My wife and I separated when Linden was about 8 years of age. We enjoyed an amicable separation and equal custody of our son. We both lived in close proximity to his grandparents and school, allowing him to continue the very similar lifestyle he enjoyed before the separation. Linden stayed in each of our homes alternatively a week at a time. He continued to be happy, well adjusted, and very involved with his family.
Linden had the benefit of good incomes by both parents. He was able to attend whatever sport or outside activity that he desired. He was active in soccer, cross-country skiing, Cubs, then later, Scouts. I was a leader in both Cubs and Scouts thus went camping with the Scouts and took him to the weekly meetings. Linden was quiet but never shy. I recall him at one Cub meeting when he was one of the youngest present contributing a skill that he had learned from his grandparents after some of the older Cubs had presented their particular skill. Linden quietly counted to 50 in German while everyone sat transfixed. It takes quite a bit of time to count to 50 in German.
Linden was also an avid reader from a very young age and enjoyed material well beyond his years. This love of learning transferred to his school work to the extent that he seldom achieved a grade below an ‘A’. He seemed very concerned about his grades and worked very hard to achieve the best possible grades he could achieve. I am sure he would have reached any goal he chose.
Linden was a very skilled orator. As stated, he was quiet but not shy. He presented a speech on the subject of the Ogopogo that he and I had prepared together. He was chosen to present his speech to the school. He was only about 8 years of age and seemed so small in front of the school but completed his discussion without pause or fear. He told a very nervous fellow participant that she should do her best and no one could blame her if she tried her best. This girl later recounted how the wisdom of this 8-year-old helped her in many similar situations as she grew through adolescence and beyond.
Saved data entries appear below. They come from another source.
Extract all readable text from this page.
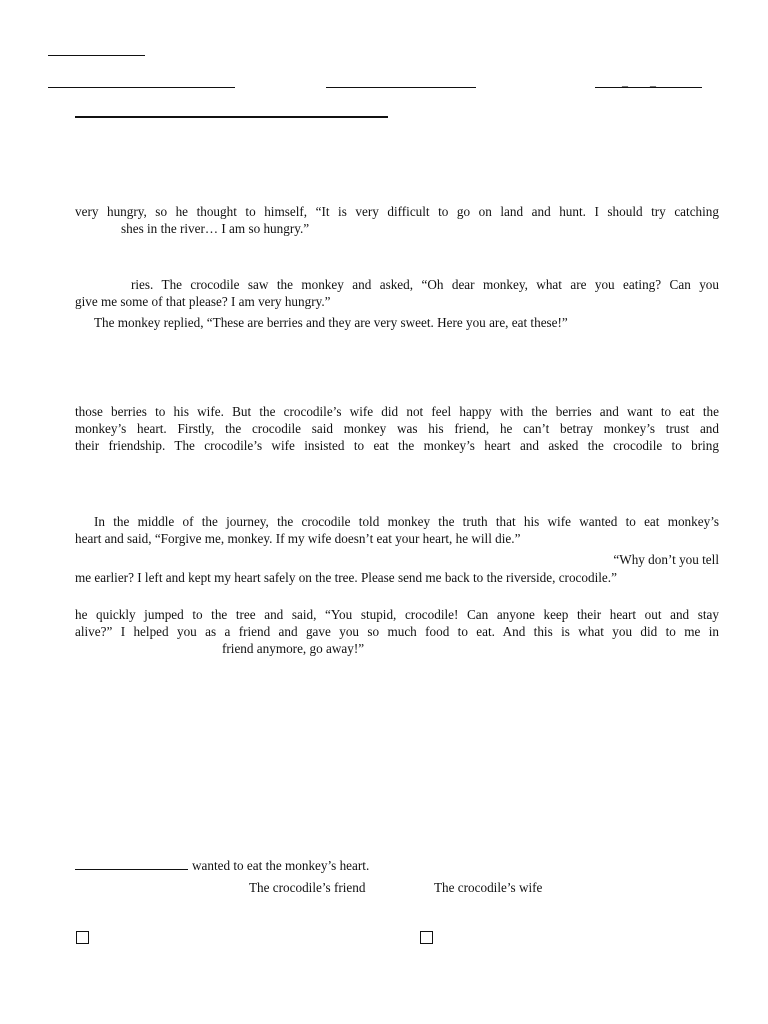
_ _
very hungry, so he thought to himself, “It is very difficult to go on land and hunt. I should try catching
shes in the river… I am so hungry.”
ries. The crocodile saw the monkey and asked, “Oh dear monkey, what are you eating? Can you
give me some of that please? I am very hungry.”
The monkey replied, “These are berries and they are very sweet. Here you are, eat these!”
those berries to his wife. But the crocodile’s wife did not feel happy with the berries and want to eat the
monkey’s heart. Firstly, the crocodile said monkey was his friend, he can’t betray monkey’s trust and
their friendship. The crocodile’s wife insisted to eat the monkey’s heart and asked the crocodile to bring
In the middle of the journey, the crocodile told monkey the truth that his wife wanted to eat monkey’s
heart and said, “Forgive me, monkey. If my wife doesn’t eat your heart, he will die.”
“Why don’t you tell
me earlier? I left and kept my heart safely on the tree. Please send me back to the riverside, crocodile.”
he quickly jumped to the tree and said, “You stupid, crocodile! Can anyone keep their heart out and stay
alive?” I helped you as a friend and gave you so much food to eat. And this is what you did to me in
friend anymore, go away!”
wanted to eat the monkey’s heart.
The crocodile’s friend	The crocodile’s wife
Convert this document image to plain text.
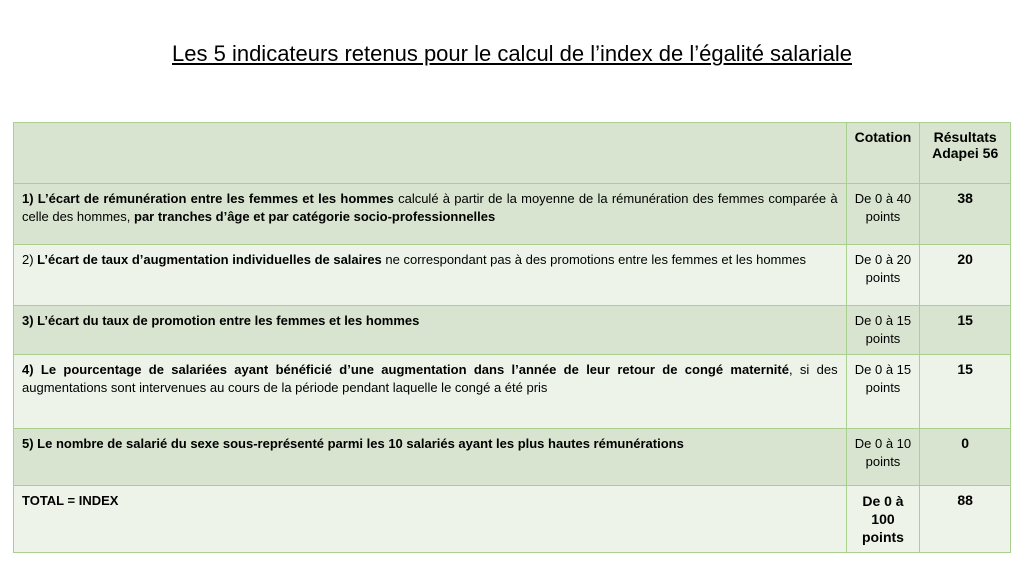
Les 5 indicateurs retenus pour le calcul de l’index de l’égalité salariale
	Cotation	Résultats Adapei 56
1) L’écart de rémunération entre les femmes et les hommes calculé à partir de la moyenne de la rémunération des femmes comparée à celle des hommes, par tranches d’âge et par catégorie socio-professionnelles	De 0 à 40 points	38
2) L’écart de taux d’augmentation individuelles de salaires ne correspondant pas à des promotions entre les femmes et les hommes	De 0 à 20 points	20
3) L’écart du taux de promotion entre les femmes et les hommes	De 0 à 15 points	15
4) Le pourcentage de salariées ayant bénéficié d’une augmentation dans l’année de leur retour de congé maternité, si des augmentations sont intervenues au cours de la période pendant laquelle le congé a été pris	De 0 à 15 points	15
5) Le nombre de salarié du sexe sous-représenté parmi les 10 salariés ayant les plus hautes rémunérations	De 0 à 10 points	0
TOTAL = INDEX	De 0 à 100 points	88
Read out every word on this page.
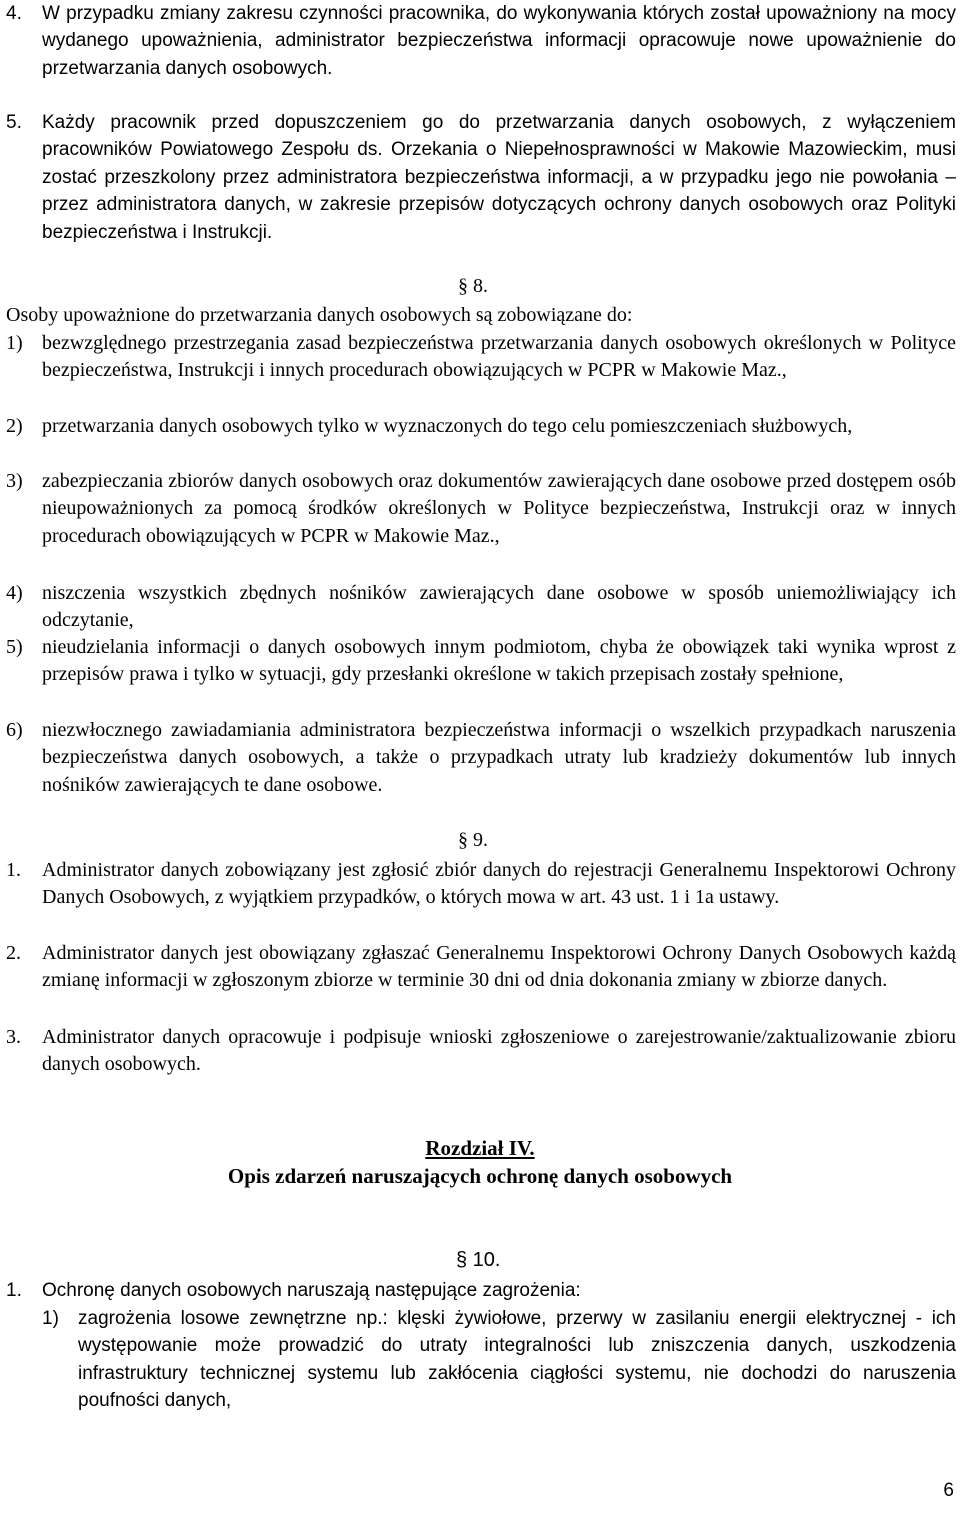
4. W przypadku zmiany zakresu czynności pracownika, do wykonywania których został upoważniony na mocy wydanego upoważnienia, administrator bezpieczeństwa informacji opracowuje nowe upoważnienie do przetwarzania danych osobowych.
5. Każdy pracownik przed dopuszczeniem go do przetwarzania danych osobowych, z wyłączeniem pracowników Powiatowego Zespołu ds. Orzekania o Niepełnosprawności w Makowie Mazowieckim, musi zostać przeszkolony przez administratora bezpieczeństwa informacji, a w przypadku jego nie powołania – przez administratora danych, w zakresie przepisów dotyczących ochrony danych osobowych oraz Polityki bezpieczeństwa i Instrukcji.
§ 8.
Osoby upoważnione do przetwarzania danych osobowych są zobowiązane do:
1) bezwzględnego przestrzegania zasad bezpieczeństwa przetwarzania danych osobowych określonych w Polityce bezpieczeństwa, Instrukcji i innych procedurach obowiązujących w PCPR w Makowie Maz.,
2) przetwarzania danych osobowych tylko w wyznaczonych do tego celu pomieszczeniach służbowych,
3) zabezpieczania zbiorów danych osobowych oraz dokumentów zawierających dane osobowe przed dostępem osób nieupoważnionych za pomocą środków określonych w Polityce bezpieczeństwa, Instrukcji oraz w innych procedurach obowiązujących w PCPR w Makowie Maz.,
4) niszczenia wszystkich zbędnych nośników zawierających dane osobowe w sposób uniemożliwiający ich odczytanie,
5) nieudzielania informacji o danych osobowych innym podmiotom, chyba że obowiązek taki wynika wprost z przepisów prawa i tylko w sytuacji, gdy przesłanki określone w takich przepisach zostały spełnione,
6) niezwłocznego zawiadamiania administratora bezpieczeństwa informacji o wszelkich przypadkach naruszenia bezpieczeństwa danych osobowych, a także o przypadkach utraty lub kradzieży dokumentów lub innych nośników zawierających te dane osobowe.
§ 9.
1. Administrator danych zobowiązany jest zgłosić zbiór danych do rejestracji Generalnemu Inspektorowi Ochrony Danych Osobowych, z wyjątkiem przypadków, o których mowa w art. 43 ust. 1 i 1a ustawy.
2. Administrator danych jest obowiązany zgłaszać Generalnemu Inspektorowi Ochrony Danych Osobowych każdą zmianę informacji w zgłoszonym zbiorze w terminie 30 dni od dnia dokonania zmiany w zbiorze danych.
3. Administrator danych opracowuje i podpisuje wnioski zgłoszeniowe o zarejestrowanie/zaktualizowanie zbioru danych osobowych.
Rozdział IV.
Opis zdarzeń naruszających ochronę danych osobowych
§ 10.
1. Ochronę danych osobowych naruszają następujące zagrożenia:
1) zagrożenia losowe zewnętrzne np.: klęski żywiołowe, przerwy w zasilaniu energii elektrycznej - ich występowanie może prowadzić do utraty integralności lub zniszczenia danych, uszkodzenia infrastruktury technicznej systemu lub zakłócenia ciągłości systemu, nie dochodzi do naruszenia poufności danych,
6
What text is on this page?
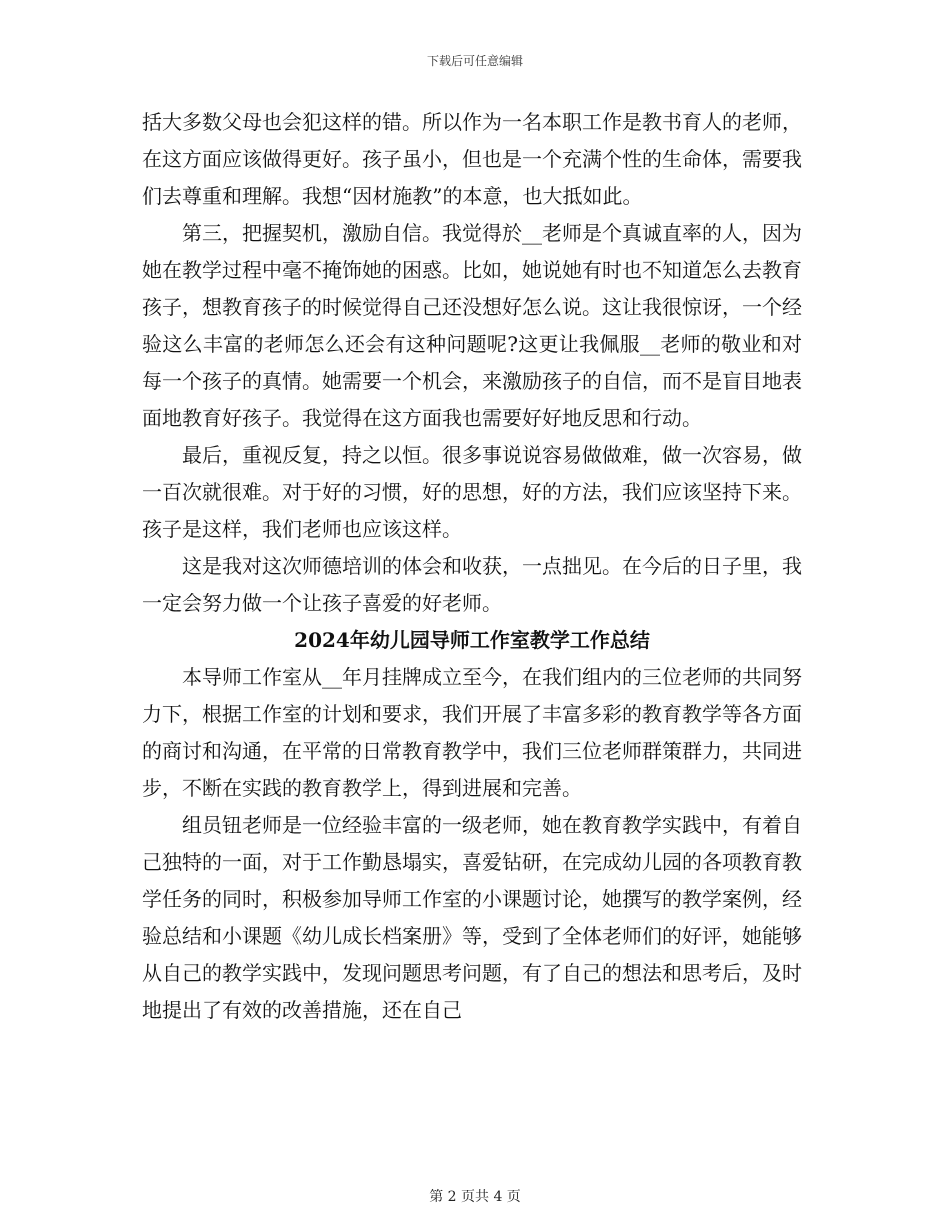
下载后可任意编辑

括大多数父母也会犯这样的错。所以作为一名本职工作是教书育人的老师，在这方面应该做得更好。孩子虽小，但也是一个充满个性的生命体，需要我们去尊重和理解。我想“因材施教”的本意，也大抵如此。

第三，把握契机，激励自信。我觉得於__老师是个真诚直率的人，因为她在教学过程中毫不掩饰她的困惑。比如，她说她有时也不知道怎么去教育孩子，想教育孩子的时候觉得自己还没想好怎么说。这让我很惊讶，一个经验这么丰富的老师怎么还会有这种问题呢?这更让我佩服__老师的敬业和对每一个孩子的真情。她需要一个机会，来激励孩子的自信，而不是盲目地表面地教育好孩子。我觉得在这方面我也需要好好地反思和行动。

最后，重视反复，持之以恒。很多事说说容易做做难，做一次容易，做一百次就很难。对于好的习惯，好的思想，好的方法，我们应该坚持下来。孩子是这样，我们老师也应该这样。

这是我对这次师德培训的体会和收获，一点拙见。在今后的日子里，我一定会努力做一个让孩子喜爱的好老师。

2024年幼儿园导师工作室教学工作总结

本导师工作室从__年月挂牌成立至今，在我们组内的三位老师的共同努力下，根据工作室的计划和要求，我们开展了丰富多彩的教育教学等各方面的商讨和沟通，在平常的日常教育教学中，我们三位老师群策群力，共同进步，不断在实践的教育教学上，得到进展和完善。

组员钮老师是一位经验丰富的一级老师，她在教育教学实践中，有着自己独特的一面，对于工作勤恳塌实，喜爱钻研，在完成幼儿园的各项教育教学任务的同时，积极参加导师工作室的小课题讨论，她撰写的教学案例，经验总结和小课题《幼儿成长档案册》等，受到了全体老师们的好评，她能够从自己的教学实践中，发现问题思考问题，有了自己的想法和思考后，及时地提出了有效的改善措施，还在自己

第 2 页共 4 页
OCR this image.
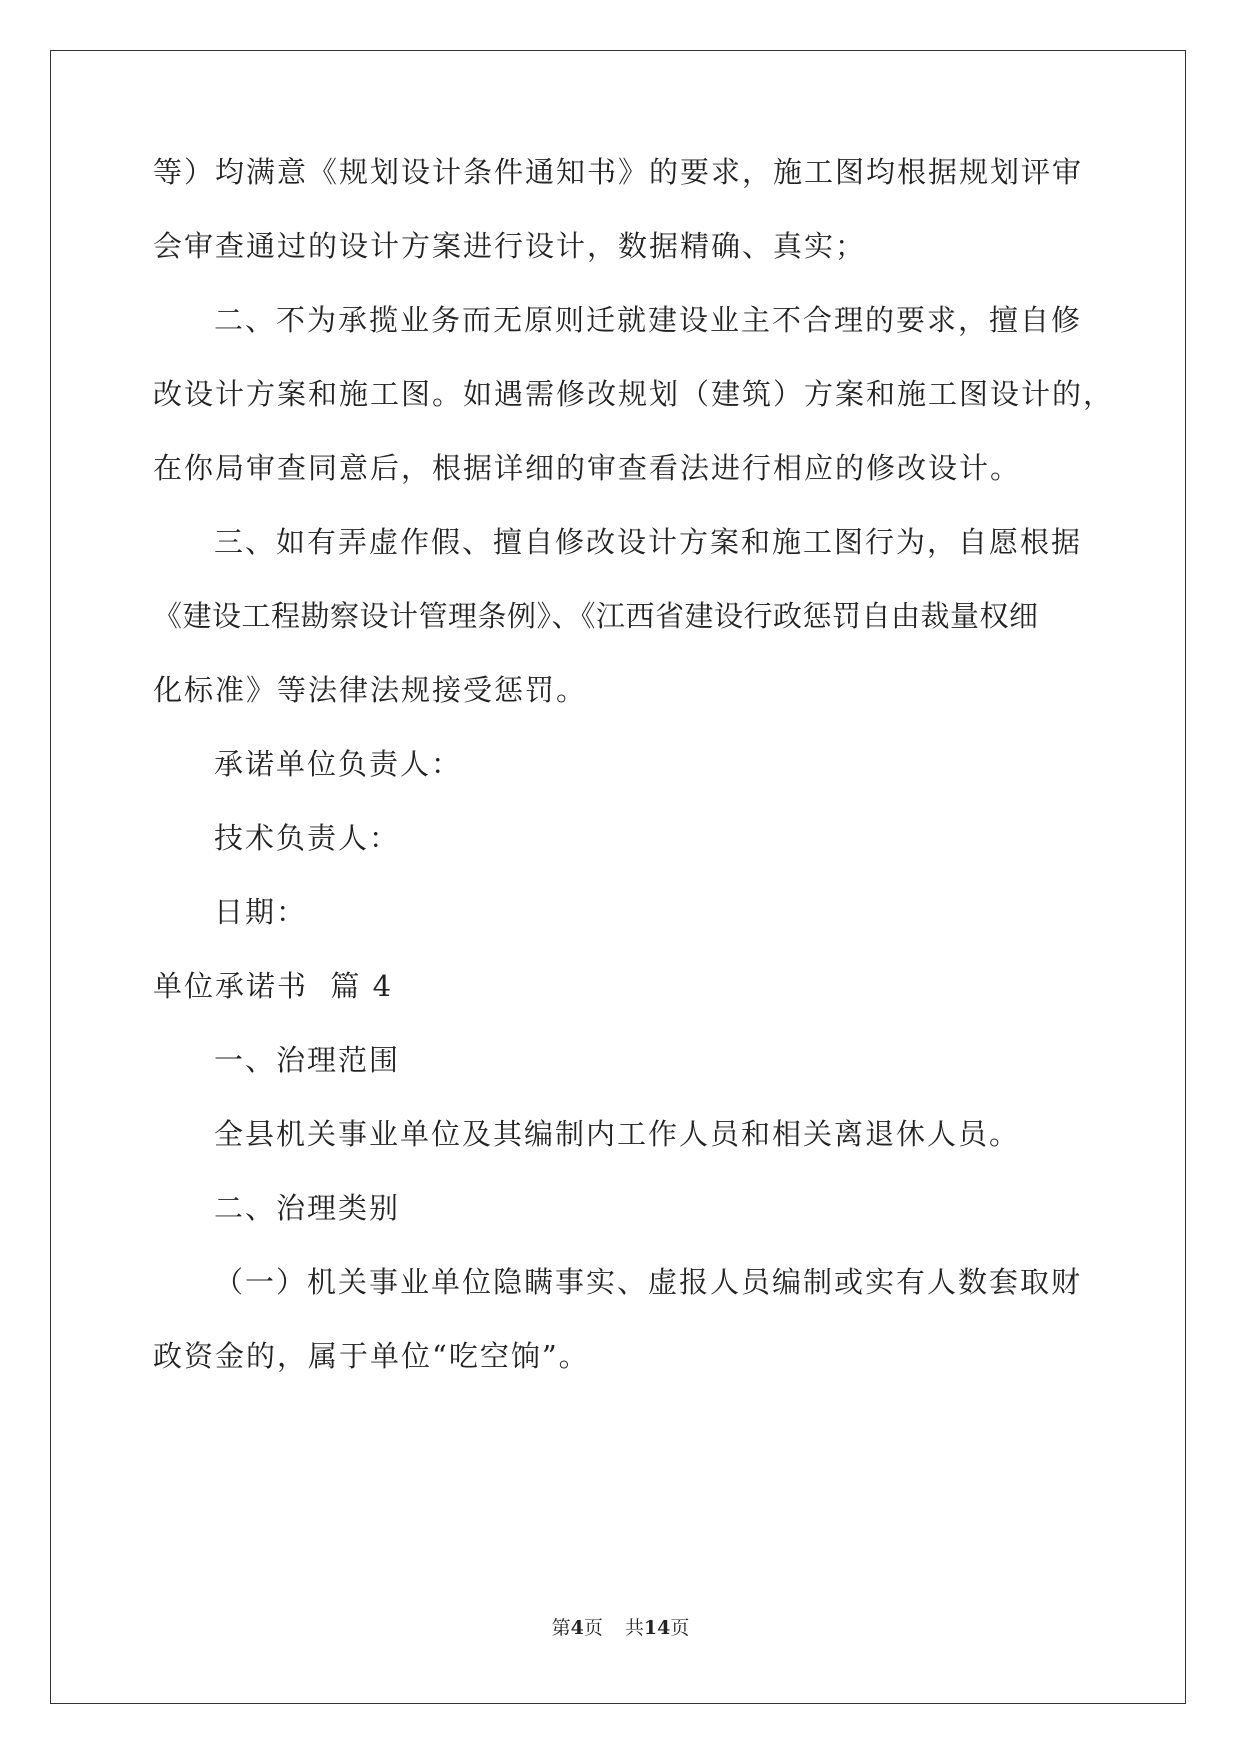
等）均满意《规划设计条件通知书》的要求，施工图均根据规划评审
会审查通过的设计方案进行设计，数据精确、真实；
二、不为承揽业务而无原则迁就建设业主不合理的要求，擅自修
改设计方案和施工图。如遇需修改规划（建筑）方案和施工图设计的，
在你局审查同意后，根据详细的审查看法进行相应的修改设计。
三、如有弄虚作假、擅自修改设计方案和施工图行为，自愿根据
《建设工程勘察设计管理条例》、《江西省建设行政惩罚自由裁量权细
化标准》等法律法规接受惩罚。
承诺单位负责人：
技术负责人：
日期：
单位承诺书  篇 4
一、治理范围
全县机关事业单位及其编制内工作人员和相关离退休人员。
二、治理类别
（一）机关事业单位隐瞒事实、虚报人员编制或实有人数套取财
政资金的，属于单位“吃空饷”。
第4页 共14页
With the benefit of financially stable parents, Linden was able to travel on several occasions to various foreign countries. On three occasions he travelling with myself and my father to Mexico and Hawaii. It seemed fairly unique that three single men of three generations could enjoy similar pursuits and each other’s company completely. He was a young prince to his grandfather whose voice falters to this day when Linden is remembered. His mother also took him to Mexico where they similarly enjoyed each other’s company and the experience together.
It was after one of these trips that Linden started to experience headaches and was very tired. We took him to a variety of doctors but no diagnosis could be reached. He was always healthy and it was out of the question that he should have any life-threatening illness. We all thought he may have picked up some sort of virus in Mexico or Hawaii and would soon be healthy again. He began falling asleep in class and had a very significant sensitivity to sound. He did not appear to struggle with pain but he was not one to complain. He wanted to live very much and had no thought that his life would not continue on the path that he had embarked. His parents and grandparents would always be there to protect him. He was safe.
Then on Wednesday May 31st, 2006, ten years ago today, I received a call at work that he had suffered a seizure and an ambulance was taking him to the hospital. He died with his family around him several hours later without awakening. His death significantly impacted his family, many friends, and the local community that knew him. He was a special boy and would have grown to become a special man. We miss him greatly.